In the Netherlands, where Lansik served as a parliamentarian, the government has committed to developing a fully circular economy by 2050. The plan begins with a 50% reduction in the use of primary raw materials (namely minerals, fossil, and metals) by 2030. Another 20 years on, and these materials “will be obtained in a sustainable manner, and further damage to social and physical living environments and public health will be prevented,” the plan says. This will be achieved, partly, through systems thinking, whether that relates to policy, behavioral and financial incentives, or re-engineering the country’s infrastructure.
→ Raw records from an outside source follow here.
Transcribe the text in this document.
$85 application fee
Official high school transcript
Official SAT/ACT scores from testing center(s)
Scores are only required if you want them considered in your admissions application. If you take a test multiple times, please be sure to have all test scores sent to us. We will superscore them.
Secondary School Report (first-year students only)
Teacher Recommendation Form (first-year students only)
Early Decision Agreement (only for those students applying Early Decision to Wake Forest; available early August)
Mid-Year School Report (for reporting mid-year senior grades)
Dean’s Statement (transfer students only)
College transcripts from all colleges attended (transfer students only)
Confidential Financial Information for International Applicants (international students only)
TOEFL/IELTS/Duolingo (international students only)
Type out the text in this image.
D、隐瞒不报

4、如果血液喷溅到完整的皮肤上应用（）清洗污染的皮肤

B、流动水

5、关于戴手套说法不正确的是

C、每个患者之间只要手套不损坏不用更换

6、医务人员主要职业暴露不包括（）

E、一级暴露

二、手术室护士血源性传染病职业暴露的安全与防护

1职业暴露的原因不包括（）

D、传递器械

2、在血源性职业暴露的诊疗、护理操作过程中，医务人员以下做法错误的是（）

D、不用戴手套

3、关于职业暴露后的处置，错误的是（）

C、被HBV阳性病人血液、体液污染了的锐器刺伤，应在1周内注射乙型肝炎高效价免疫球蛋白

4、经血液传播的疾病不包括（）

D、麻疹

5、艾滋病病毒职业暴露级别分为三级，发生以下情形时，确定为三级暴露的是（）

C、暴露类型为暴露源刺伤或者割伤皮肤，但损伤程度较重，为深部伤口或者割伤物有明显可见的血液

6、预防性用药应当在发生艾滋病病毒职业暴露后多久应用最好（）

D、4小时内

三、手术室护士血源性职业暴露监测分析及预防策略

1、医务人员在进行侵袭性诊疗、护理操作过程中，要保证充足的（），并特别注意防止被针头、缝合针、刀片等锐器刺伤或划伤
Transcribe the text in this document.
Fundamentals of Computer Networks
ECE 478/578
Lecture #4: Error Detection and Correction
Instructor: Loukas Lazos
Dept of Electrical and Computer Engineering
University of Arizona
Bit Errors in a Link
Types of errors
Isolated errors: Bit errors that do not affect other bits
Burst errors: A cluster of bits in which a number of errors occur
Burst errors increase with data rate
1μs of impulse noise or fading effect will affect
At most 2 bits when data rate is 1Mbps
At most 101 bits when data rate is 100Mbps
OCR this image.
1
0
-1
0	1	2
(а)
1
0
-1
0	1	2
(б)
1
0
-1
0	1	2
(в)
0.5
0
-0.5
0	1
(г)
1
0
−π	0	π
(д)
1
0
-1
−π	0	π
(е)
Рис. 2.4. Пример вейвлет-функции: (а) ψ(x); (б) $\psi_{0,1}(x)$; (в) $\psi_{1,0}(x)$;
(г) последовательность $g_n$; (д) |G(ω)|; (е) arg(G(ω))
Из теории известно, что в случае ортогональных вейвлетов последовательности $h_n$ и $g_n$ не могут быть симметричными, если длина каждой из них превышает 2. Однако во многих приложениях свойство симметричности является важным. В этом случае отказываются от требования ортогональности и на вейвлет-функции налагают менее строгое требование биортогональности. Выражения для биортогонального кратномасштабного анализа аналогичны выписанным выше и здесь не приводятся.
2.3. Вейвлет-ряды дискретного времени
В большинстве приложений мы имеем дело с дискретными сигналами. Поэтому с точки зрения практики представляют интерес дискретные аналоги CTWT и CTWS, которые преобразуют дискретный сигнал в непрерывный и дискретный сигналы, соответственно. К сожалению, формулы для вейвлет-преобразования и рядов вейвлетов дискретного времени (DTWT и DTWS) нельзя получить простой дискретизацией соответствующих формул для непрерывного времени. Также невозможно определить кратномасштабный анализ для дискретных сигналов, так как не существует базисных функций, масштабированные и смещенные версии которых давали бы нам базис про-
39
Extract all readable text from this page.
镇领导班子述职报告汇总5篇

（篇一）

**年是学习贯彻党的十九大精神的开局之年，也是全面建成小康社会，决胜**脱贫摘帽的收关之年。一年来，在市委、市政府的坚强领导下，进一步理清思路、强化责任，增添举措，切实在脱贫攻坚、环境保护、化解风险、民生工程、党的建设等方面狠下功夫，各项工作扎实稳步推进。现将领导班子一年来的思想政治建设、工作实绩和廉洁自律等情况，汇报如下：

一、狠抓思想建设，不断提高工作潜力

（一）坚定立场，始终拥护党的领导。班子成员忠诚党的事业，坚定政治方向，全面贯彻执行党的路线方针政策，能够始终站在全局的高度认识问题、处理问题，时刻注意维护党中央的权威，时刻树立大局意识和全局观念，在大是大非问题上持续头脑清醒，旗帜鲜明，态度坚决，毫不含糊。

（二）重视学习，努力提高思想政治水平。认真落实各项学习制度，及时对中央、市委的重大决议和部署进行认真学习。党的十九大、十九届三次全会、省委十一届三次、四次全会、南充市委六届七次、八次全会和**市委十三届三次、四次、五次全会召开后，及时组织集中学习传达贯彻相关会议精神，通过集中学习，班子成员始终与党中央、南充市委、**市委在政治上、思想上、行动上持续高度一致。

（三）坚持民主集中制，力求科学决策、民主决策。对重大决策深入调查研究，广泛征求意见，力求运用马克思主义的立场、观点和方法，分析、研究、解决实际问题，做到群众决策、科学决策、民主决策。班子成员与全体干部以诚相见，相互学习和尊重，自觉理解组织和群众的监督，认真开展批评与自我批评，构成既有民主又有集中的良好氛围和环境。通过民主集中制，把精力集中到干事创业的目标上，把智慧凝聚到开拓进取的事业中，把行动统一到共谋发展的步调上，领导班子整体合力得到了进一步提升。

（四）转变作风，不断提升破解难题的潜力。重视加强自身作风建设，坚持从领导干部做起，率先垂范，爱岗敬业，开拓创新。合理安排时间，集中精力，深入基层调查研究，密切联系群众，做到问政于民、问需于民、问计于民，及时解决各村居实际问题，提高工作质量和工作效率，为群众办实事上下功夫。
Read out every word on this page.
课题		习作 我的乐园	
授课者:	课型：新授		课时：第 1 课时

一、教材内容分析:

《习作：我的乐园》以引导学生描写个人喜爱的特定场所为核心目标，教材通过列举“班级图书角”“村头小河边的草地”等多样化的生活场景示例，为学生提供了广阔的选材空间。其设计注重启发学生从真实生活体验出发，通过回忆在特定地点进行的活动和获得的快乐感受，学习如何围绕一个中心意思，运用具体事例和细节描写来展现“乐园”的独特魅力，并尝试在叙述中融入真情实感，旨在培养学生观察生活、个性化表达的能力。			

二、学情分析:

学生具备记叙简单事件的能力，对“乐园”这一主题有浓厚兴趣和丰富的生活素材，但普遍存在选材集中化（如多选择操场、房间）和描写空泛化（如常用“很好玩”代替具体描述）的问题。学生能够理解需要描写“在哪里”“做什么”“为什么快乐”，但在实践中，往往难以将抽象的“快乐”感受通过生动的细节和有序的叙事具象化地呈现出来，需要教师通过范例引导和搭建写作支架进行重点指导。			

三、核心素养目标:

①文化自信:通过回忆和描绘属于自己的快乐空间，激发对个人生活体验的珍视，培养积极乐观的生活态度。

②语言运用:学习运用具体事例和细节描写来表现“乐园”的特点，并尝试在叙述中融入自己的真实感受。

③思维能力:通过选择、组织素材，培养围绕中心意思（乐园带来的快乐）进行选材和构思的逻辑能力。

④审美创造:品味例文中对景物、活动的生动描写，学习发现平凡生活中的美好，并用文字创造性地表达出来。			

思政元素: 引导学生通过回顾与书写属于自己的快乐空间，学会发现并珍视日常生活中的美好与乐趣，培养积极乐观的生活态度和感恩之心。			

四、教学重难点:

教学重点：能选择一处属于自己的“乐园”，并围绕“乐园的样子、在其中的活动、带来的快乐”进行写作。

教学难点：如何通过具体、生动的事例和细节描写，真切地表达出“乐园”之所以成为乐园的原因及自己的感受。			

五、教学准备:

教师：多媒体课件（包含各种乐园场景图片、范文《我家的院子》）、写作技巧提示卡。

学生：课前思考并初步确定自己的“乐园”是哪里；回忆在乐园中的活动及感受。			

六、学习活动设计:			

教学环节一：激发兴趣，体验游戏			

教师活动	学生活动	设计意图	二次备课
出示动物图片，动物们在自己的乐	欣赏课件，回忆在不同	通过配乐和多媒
And the result could, according to the Dutch government’s projections, generate 54,000 new jobs across the country. (The EU, meanwhile, estimates that the European Green Deal and Circular Action Plan will create 700,000 new jobs.)

Herein lies the key to a successful and sustainable circular economy: Not only giving new life to materials but creating new income for innovative companies and new jobs for skilled workers in the process.